Sunday, September 30, 2007
The Worst Best Season
Another season has come and gone and while Giants fans everywhere will probably remember 2007 as the season Barry broke Hank's record, I will think of one other Giant who had to endure what may have been the most frustrating season for a player ever.
I'm talking about Giants ace Matt Cain and his 7-16 record. That's right, 7-16 and I called him the ace of the staff. Cain led all Giants full-time starters in ERA (3.65), innings pitched (200), strikeouts (163), WHIP (1.26) and was second in opponent's batting average (.235).
In 2007 Cain established himself as not only the top arm on a staff full of quality arms, but one of the best pitchers in the game. It's just a shame many people will take a look at that win-loss record and dismiss this year as a failure.
Last year, in what many call Cain's "breakout" season, he wasn't this good. In just under ten fewer innings in 2006 Cain allowed nine more runs, four more home runs and eight more walks with an ERA half a run higher than his 2007 mark.
Cain ranked 10th in the NL and 20th in all of baseball in ERA in 2007. Not a single pitcher in the top 50 had more losses than Cain's 16 or fewer wins than Cain's 7. In fact only Baltimore's Jeremy Guthrie, with his 7-5 record, even matched Cain's season total for wins.

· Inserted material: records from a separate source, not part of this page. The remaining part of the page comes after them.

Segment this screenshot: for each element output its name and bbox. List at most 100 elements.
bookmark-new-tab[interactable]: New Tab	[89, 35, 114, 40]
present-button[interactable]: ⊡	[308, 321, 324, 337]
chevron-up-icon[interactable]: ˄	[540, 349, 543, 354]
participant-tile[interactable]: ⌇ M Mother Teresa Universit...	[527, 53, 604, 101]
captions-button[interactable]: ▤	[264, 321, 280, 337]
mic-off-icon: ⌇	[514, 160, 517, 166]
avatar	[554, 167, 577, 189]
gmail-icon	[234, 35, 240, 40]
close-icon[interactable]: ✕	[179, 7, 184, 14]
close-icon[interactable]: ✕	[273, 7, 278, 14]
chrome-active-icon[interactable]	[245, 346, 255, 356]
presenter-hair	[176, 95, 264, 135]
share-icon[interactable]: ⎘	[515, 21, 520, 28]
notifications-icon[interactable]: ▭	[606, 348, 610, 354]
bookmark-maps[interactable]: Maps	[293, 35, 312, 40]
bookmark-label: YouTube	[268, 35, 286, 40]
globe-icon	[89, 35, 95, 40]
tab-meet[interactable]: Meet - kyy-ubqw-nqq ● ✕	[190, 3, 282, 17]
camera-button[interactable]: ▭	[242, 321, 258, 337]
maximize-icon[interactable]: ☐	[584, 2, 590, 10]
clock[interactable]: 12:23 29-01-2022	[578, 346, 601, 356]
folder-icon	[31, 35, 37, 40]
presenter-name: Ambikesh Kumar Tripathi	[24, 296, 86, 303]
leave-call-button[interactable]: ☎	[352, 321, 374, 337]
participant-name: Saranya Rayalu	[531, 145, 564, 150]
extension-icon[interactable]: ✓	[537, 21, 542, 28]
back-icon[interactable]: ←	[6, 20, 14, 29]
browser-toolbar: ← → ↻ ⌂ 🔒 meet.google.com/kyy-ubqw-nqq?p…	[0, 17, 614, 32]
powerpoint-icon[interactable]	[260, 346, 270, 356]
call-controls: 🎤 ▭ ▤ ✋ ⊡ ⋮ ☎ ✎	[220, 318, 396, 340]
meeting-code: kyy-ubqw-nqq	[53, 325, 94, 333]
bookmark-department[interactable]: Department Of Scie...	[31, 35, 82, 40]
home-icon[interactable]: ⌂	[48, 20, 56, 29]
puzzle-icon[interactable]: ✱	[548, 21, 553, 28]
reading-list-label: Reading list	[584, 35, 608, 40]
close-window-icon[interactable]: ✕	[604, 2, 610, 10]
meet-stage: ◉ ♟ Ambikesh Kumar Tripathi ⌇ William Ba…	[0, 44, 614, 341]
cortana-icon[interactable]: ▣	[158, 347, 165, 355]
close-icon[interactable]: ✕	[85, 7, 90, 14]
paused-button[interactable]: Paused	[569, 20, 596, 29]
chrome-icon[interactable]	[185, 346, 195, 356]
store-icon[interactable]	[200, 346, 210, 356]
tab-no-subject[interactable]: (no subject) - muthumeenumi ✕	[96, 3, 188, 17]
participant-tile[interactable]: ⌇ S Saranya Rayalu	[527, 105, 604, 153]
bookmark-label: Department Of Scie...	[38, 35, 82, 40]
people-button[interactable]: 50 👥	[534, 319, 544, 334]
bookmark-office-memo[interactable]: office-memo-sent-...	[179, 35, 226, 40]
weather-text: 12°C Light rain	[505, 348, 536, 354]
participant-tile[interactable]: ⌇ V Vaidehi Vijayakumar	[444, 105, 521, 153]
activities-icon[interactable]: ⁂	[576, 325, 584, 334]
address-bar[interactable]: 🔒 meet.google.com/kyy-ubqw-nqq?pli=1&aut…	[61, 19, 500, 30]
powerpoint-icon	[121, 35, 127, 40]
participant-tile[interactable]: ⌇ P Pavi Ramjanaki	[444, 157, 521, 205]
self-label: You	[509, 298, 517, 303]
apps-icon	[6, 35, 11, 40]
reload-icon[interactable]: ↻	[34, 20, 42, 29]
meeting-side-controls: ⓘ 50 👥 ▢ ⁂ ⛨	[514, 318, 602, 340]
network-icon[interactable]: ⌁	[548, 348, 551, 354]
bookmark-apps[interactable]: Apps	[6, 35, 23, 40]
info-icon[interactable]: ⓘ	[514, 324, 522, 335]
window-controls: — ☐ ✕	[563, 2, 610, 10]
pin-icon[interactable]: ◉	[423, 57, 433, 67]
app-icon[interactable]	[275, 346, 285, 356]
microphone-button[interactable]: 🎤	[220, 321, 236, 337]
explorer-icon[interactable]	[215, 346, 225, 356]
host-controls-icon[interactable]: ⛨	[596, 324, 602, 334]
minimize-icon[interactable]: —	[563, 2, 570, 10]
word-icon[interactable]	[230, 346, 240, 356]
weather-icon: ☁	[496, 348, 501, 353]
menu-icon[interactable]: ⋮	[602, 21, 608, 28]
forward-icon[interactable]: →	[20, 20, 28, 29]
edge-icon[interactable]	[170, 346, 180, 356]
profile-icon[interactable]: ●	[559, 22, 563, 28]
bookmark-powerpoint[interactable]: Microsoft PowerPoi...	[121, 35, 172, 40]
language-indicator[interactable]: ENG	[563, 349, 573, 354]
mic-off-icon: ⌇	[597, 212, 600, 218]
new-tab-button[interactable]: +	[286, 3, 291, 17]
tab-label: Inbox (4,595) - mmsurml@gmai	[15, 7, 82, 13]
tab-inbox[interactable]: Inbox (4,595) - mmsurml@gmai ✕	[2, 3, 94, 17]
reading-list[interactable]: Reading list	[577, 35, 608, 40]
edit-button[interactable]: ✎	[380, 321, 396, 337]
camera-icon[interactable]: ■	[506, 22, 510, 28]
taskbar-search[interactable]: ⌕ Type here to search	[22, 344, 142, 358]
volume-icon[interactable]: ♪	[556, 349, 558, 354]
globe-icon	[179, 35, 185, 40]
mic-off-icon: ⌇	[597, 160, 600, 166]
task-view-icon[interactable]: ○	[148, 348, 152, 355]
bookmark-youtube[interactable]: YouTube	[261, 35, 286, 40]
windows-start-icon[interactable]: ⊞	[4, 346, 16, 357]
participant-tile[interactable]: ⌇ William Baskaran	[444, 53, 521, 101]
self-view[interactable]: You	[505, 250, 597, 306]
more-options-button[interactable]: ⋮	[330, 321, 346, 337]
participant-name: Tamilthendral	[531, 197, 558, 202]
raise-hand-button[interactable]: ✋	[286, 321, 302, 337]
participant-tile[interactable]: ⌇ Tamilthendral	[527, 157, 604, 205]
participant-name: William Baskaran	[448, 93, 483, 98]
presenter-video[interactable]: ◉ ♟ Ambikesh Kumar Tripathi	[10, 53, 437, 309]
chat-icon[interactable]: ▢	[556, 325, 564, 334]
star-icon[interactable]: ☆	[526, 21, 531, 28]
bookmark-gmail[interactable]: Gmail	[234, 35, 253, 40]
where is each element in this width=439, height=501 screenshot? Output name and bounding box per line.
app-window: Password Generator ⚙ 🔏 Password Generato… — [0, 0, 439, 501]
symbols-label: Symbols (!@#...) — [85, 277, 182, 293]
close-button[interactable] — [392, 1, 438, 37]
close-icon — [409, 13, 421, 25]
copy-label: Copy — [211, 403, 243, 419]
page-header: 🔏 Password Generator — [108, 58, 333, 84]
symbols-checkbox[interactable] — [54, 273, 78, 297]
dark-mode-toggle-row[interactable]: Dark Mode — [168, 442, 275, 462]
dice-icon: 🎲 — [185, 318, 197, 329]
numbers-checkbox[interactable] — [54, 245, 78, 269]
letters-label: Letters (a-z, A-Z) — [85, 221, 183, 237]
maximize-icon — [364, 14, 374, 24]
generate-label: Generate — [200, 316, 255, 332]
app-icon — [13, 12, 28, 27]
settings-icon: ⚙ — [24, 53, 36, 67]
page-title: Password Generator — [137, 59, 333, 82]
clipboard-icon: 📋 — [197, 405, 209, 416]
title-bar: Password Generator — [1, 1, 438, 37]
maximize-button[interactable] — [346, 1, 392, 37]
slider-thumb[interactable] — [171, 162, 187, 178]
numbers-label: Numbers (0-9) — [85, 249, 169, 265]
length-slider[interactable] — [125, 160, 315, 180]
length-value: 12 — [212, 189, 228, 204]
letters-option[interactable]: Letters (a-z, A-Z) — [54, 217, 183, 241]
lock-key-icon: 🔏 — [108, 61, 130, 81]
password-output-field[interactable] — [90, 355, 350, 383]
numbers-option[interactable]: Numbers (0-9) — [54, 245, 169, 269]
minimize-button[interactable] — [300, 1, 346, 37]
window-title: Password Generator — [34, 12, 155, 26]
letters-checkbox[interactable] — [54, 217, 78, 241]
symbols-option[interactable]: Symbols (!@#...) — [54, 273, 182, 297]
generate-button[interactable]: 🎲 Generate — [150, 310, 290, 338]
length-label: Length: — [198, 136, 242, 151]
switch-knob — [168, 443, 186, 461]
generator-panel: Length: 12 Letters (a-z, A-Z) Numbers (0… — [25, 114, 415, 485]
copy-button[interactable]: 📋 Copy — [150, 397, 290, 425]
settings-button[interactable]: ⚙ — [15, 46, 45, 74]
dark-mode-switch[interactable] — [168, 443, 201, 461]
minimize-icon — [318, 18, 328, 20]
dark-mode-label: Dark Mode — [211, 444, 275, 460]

He was also ranked 5th in the NL in hits allowed per nine innings with 7.79 and opponents batting average, meaning he wasn't hit hard. In fact the only thing he really struggled with all year was his command as he led the league with 12 wild pitches and walked 3.56 batters per nine innings.
Of course anyone who watched as much of Cain as I did this season knows that a lot of that had to do with him trying to be too fine, knowing he was going to get little or no support from his team.
Five times Cain left the game with a lead of two runs or more only to see his bullpen give it up and cost him a win. Each time Cain pitched into at least the 6th inning, and four of those times he took the lead into the 7th or later.
Seven times Cain gave up two or less earned runs in a start, and lost. In one early-April stretch Cain allowed three earned runs in 29 innings pitched over four starts and finished with a 1-1 record. The one win, a complete game effort by Cain which the Giants won 2-1.
For the year the Giants and their anemic offense only gave Cain 3.20 runs of support per start. Meanwhile teammate Noah Lowry received 4.70 runs of support on his way to a team-high 14 wins. Lowry had an 87/87 strikeout-to-walk ratio, Cain's was 163/79.
The numbers are ridiculous, but what was most impressive about Cain's season was how well he handled the lack of support. He never let up and actually got better as the season dragged on. Imagine how easy it could have been for him to mail it in and let his frustration get the best of him, but that never happened.
Only once over his last 12 starts dating back to July 28th did Cain allow more than three earned runs and that perseverance paid off as he won four games in that stretch, including three in a row in August.
Looking forward to 2008, I am very excited to see what Cain can do and I wouldn't think twice about naming him as a serious contender for the Cy Young award as soon as next season.
Next up for Cain will be his 23rd birthday which he'll celebrate on Monday, and I can't think of anyone who deserves a few gifts more than he does.